General Question

flo's avatar

Is there anything the saying "Nip it in the Bud" doesn't apply to?

Asked by flo (11118points) May 15th, 2018

Does it apply to any area of life?

Observing members: 0 Composing members: 0

19 Answers

SQUEEKY2's avatar

Sure recognize a bad habit early and take the steps to correct it before it ruins your life.

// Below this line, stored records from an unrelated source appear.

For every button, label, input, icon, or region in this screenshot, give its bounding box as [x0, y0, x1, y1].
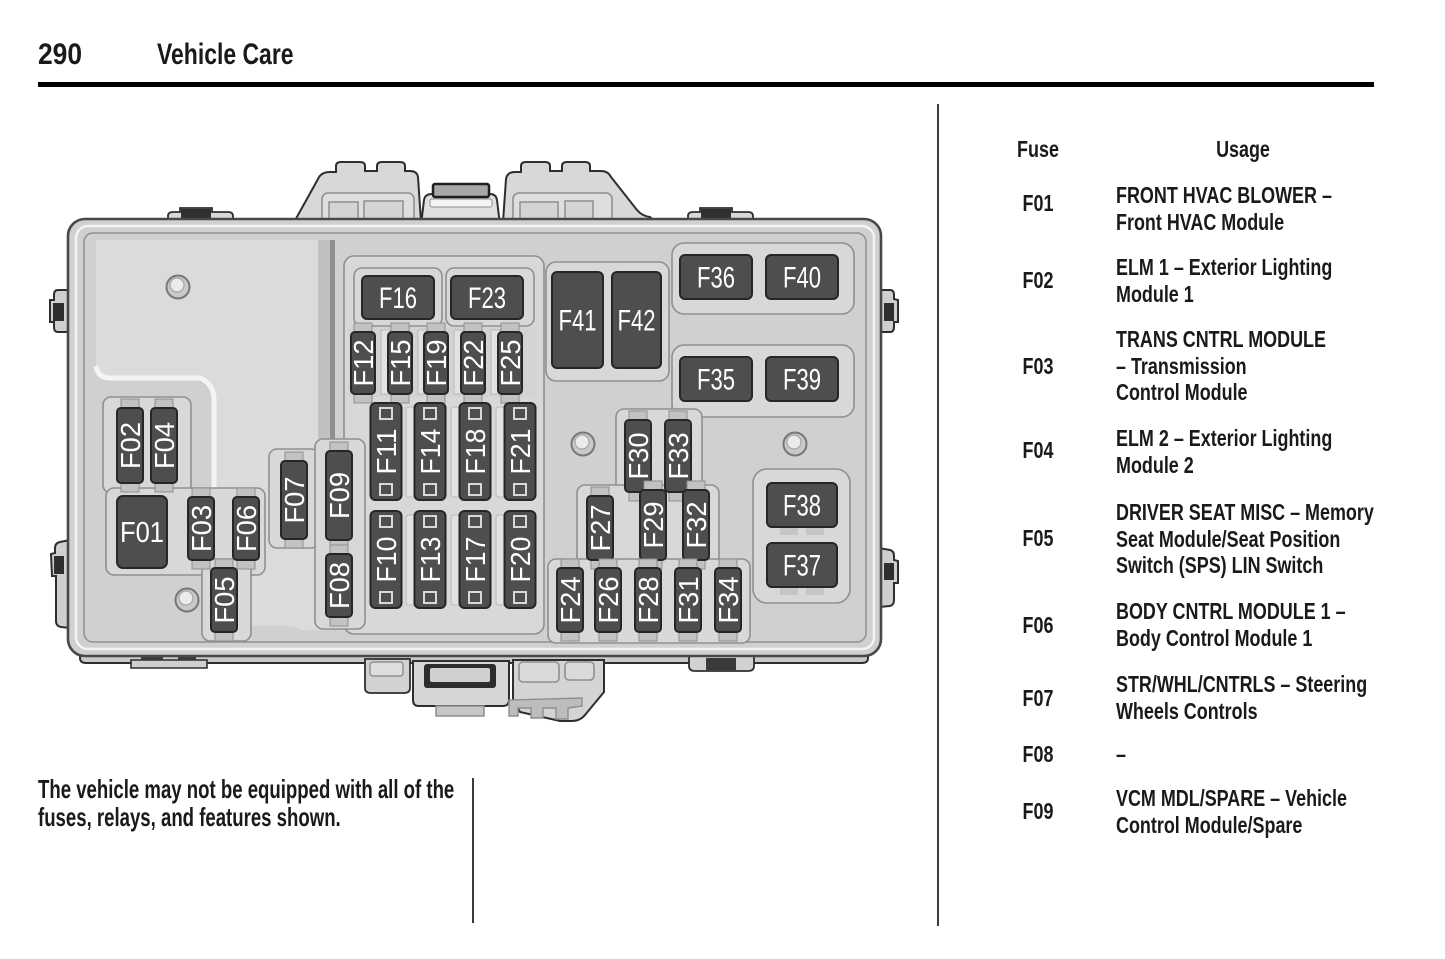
- svg-text:F22: F22: [458, 340, 489, 387]
- svg-text:F29: F29: [638, 502, 669, 549]
- svg-text:F30: F30: [623, 433, 654, 480]
- svg-text:F40: F40: [783, 262, 821, 295]
- svg-text:F27: F27: [585, 505, 616, 552]
- svg-text:F36: F36: [697, 262, 735, 295]
- svg-text:F23: F23: [468, 282, 506, 315]
- svg-text:F41: F41: [559, 305, 597, 338]
- svg-text:F42: F42: [618, 305, 656, 338]
- svg-text:F35: F35: [697, 364, 735, 397]
- svg-text:F15: F15: [385, 340, 416, 387]
- svg-text:F08: F08: [324, 562, 355, 609]
- svg-text:F26: F26: [593, 577, 624, 624]
- svg-text:F31: F31: [673, 577, 704, 624]
- svg-text:F37: F37: [783, 550, 821, 583]
- svg-text:F20: F20: [505, 537, 536, 583]
- svg-text:F18: F18: [460, 429, 491, 475]
- svg-text:F39: F39: [783, 364, 821, 397]
- svg-text:F07: F07: [279, 477, 310, 524]
- svg-text:F38: F38: [783, 490, 821, 523]
- svg-text:F14: F14: [415, 429, 446, 475]
- svg-text:F05: F05: [209, 577, 240, 624]
- svg-text:F11: F11: [371, 429, 402, 475]
- svg-text:F25: F25: [495, 340, 526, 387]
- svg-text:F28: F28: [633, 577, 664, 624]
- svg-text:F17: F17: [460, 537, 491, 583]
- svg-text:F19: F19: [421, 340, 452, 387]
- svg-text:F21: F21: [505, 429, 536, 475]
- svg-text:F03: F03: [186, 505, 217, 552]
- svg-text:F09: F09: [324, 472, 355, 519]
- svg-text:F04: F04: [149, 422, 180, 469]
- svg-text:F33: F33: [663, 433, 694, 480]
- svg-text:F06: F06: [231, 505, 262, 552]
- svg-text:F12: F12: [348, 340, 379, 387]
- svg-text:F01: F01: [120, 517, 164, 549]
- svg-text:F16: F16: [379, 282, 417, 315]
- svg-text:F34: F34: [713, 577, 744, 624]
- svg-text:F10: F10: [371, 537, 402, 583]
- svg-text:F24: F24: [555, 577, 586, 624]
- svg-text:F32: F32: [681, 502, 712, 549]
- svg-text:F13: F13: [415, 537, 446, 583]
- svg-text:F02: F02: [115, 422, 146, 469]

What it doesn’t apply to is oral sex.

Dutchess_III's avatar

…The mail?

janbb's avatar

An orgasm

zenvelo's avatar

A variant of @janbb‘s answer: giving someone a hand job. Ouch!

Patty_Melt's avatar

Nipples in the bum, whaaaaaa?

Demosthenes's avatar

I used to think the saying was “nip it in the butt”.

zenvelo's avatar

Seriously, there are a lot of things to which the phrase should not apply. Any attempt at taking a risk that might expand one’s horizons should not be nipped in the bud, but encouraged.

A budding romance, a budding business idea, a budding insight, all should be encouraged to blossom.

snowberry's avatar

A wedding.
A 6 course dinner.
Learning a foreign language.
Taking a bath.
A race.

Nip those suckers in the bud!

LadyMarissa's avatar

If someone I loved told me they loved me, I’d not follow it with “Nip it in the bud”!!!

flo's avatar

It seems to me “Nip it in the Bud” always about something bad, from bad personal habits all the way to (a country aquiring nuclear weapon, although some people might debate that).

Dutchess_III's avatar

I don’t think it applies to chocolate milk.

Dutchess_III's avatar

It’s about stopping something before it gets too big, or out of control @flo.

flo's avatar

@snowberry Please explain, Is it a joke? I can see the first 2 not being necessary.

snowberry's avatar

@flo No, not a joke.. Here’s the history of the saying. https://www.phrases.org.uk/meanings/256600.html
This phrase derives from the de-budding of plants. The earlier form of the phrase was ‘nip in the bloom’ and this is cited in Henry Chettle’s romance Piers Plainnes Seaven Yeres Prentiship, 1595:

A version of the current ‘bud’ version of the phrase first appears in 1607, in Beaumont and Fletcher’s comedy of manners Woman Hater (a title that they would probably have difficulty convincing a publishing house to use today):
“Yet I can frowne and nip a passion Euen in the bud.”

flo's avatar

Why do you want people not to learn a foreign language? @snowberry

Dutchess_III's avatar

What on earth makes you think @snowberry doesn’t want people to learn a foreign language?

snowberry's avatar

@flo That’s nuts! What are you talking about? I think the more languages a person knows, the better!

I was answering YOUR question. If I nipped learning a language in the bud, I’d not learn it.

flo's avatar

Of course, that makes perfect sense.